Dr Bhuvana Shanbhag

ARC Postdoctoral Research Fellow
ARC Hub for Energy-Efficient Separations

Monash University

Dr Bhuvana Shanbhag graduated from Anna University, India with a Bachelor’s degree in Industrial Biotechnology and Masters in Industrial Biotechnology at SASTRA University, India. She worked as Senior Scientist at Biocon Research Ltd, Bangalore India for 5 years on the development of downstream process for Anti-diabetic drugs. Her passion for research brought her to Monash University, where under Dr Lizhong He’s supervision, completed her PhD in Chemical Engineering. Her notable research outcomes on self-assembly of enzymes include a patent and recognition of the research achievement as a finalist for IChemE Global biotechnology awards in 2016. Currently she is a Research Fellow at the ARC Research Hub for Energy-Efficient Separation, Monash University and works on novel and cost-effective approaches in bioprocessing of bioactive materials. Her research interests include advanced biocatalyst development, protein self-assembly and environmental biotechnology. She is also passionate about teaching and highlighting research to young minds and the broader community.

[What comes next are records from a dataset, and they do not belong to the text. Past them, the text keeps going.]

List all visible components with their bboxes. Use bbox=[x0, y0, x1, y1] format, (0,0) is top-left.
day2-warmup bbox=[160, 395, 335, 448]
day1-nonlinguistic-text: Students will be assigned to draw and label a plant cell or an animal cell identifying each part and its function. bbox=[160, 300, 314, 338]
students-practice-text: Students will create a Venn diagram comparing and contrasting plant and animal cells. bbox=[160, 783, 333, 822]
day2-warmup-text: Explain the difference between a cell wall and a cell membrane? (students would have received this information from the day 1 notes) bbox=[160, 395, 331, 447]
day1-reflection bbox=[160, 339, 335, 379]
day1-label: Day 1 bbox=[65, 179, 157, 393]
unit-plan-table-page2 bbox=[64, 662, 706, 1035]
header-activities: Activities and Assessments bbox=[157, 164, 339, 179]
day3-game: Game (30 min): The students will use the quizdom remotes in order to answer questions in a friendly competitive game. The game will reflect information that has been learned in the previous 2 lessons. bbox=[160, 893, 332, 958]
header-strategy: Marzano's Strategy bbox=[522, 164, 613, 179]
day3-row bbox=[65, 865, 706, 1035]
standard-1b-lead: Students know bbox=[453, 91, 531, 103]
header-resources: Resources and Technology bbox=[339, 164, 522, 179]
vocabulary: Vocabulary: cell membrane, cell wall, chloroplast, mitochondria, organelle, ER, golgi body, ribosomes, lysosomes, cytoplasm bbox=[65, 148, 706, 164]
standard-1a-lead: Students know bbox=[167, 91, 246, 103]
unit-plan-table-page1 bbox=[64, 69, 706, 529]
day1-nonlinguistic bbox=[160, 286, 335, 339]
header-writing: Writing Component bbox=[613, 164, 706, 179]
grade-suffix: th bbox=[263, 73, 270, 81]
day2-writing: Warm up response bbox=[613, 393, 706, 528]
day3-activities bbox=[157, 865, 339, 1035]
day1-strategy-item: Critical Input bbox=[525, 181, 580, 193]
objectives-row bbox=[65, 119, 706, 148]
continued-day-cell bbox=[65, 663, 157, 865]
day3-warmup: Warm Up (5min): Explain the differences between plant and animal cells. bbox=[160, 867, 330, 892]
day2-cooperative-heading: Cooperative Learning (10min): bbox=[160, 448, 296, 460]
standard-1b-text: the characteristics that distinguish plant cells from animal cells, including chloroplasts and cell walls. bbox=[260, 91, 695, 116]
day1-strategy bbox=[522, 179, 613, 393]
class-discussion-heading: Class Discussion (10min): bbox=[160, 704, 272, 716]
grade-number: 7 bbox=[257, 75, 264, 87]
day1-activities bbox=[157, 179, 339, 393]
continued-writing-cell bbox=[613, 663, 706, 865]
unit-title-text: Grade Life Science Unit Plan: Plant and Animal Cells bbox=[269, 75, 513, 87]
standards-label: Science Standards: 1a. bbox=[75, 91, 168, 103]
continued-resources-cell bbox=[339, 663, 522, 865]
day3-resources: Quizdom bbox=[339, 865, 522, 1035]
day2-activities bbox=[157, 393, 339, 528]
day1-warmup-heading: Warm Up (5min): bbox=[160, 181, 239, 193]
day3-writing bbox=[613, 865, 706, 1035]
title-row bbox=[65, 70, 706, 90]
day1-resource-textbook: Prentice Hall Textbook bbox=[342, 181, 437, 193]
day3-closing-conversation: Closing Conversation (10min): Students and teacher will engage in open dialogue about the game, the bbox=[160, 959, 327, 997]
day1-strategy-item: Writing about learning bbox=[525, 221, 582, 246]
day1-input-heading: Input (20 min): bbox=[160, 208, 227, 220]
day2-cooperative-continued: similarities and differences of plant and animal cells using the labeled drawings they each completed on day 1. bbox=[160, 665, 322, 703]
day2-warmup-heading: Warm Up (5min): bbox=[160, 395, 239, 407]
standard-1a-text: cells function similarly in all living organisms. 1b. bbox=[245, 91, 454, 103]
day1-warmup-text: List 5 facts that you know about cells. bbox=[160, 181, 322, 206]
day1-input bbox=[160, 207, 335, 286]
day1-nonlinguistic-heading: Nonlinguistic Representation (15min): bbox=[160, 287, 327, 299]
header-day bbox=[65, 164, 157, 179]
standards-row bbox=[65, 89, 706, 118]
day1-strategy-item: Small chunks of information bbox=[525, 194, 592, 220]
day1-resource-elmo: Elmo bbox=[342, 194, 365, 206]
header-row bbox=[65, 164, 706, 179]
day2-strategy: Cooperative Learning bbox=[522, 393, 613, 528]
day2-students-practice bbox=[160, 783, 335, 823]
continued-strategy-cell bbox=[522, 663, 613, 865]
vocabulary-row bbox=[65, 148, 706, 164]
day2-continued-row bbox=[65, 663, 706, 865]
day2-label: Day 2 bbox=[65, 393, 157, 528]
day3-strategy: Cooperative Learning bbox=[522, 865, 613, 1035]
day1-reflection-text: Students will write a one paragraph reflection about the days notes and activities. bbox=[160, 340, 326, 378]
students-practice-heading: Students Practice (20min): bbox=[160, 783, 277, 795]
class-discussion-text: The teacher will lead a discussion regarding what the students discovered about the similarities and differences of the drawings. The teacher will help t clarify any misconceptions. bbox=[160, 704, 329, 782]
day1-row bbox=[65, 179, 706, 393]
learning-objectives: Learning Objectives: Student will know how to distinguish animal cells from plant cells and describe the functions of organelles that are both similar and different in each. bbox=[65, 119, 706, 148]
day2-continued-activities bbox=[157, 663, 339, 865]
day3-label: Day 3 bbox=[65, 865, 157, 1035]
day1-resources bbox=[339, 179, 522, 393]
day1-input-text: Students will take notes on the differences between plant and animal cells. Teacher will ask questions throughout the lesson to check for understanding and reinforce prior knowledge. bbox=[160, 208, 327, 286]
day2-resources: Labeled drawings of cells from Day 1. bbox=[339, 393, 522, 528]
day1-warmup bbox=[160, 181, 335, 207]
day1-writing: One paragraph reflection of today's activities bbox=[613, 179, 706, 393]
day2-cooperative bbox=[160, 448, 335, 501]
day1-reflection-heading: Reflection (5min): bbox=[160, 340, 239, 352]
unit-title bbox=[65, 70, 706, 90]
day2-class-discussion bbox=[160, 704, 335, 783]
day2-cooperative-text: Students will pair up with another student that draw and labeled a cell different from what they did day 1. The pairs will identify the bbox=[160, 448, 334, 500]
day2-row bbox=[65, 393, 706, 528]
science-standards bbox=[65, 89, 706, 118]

Engineering Enzyme-peptide Fusion Systems with Self-assembly Ability as Advanced Biocatalysts

Chemical industry increasingly use enzymes to catalyze reactions. Free enzymes have strong catalytic functions but cannot be reused. Immoblization onto solid supports makes enzymes reusable but compromises their activities. For sustainable industrial application, enzymes have to be efficient, cheap and reusable. The reasearch in this thesis has focussed on improving the reusability of enzymes using a novel self-assembly approach and simultaneously retaining its original efficiency. Inspired by nature’s ways of self-organisation, enzymes were engineered to self-assemble into nanoparticles without compromising their catalytic performance. Just like a shoal of fish that spontaneously forms large groups, the engineered enzymes form nanoparticles 20-60 times larger than individual enzyme. In this thesis, the self-assembly of enzymes has been researched and four key goals have been achieved that include (i) Conceptualisation, development and testing of our model system using enzyme Bovine carbonic anhydrase and P114 peptide, (ii) Understanding the mechanisms that control self-assembly, tuning enzyme particle sizes using pH and metal ions and development of an emprical model for predicting particle sizes, (iii) Reusability of these carrier-free nanobiocatalysts using ultrafiltration and centrifugation methods and (iv) Development of enzyme nanoparticles as a platform technology through the systematic evaluation of four industrially important enzymes. In summary, the research here provides a third generation of biocatalyst with self-assembly feature for efficient reuse. This innovative approach can advance enzymes to be economically competitive as sustainable biocatalysts for chemical industry.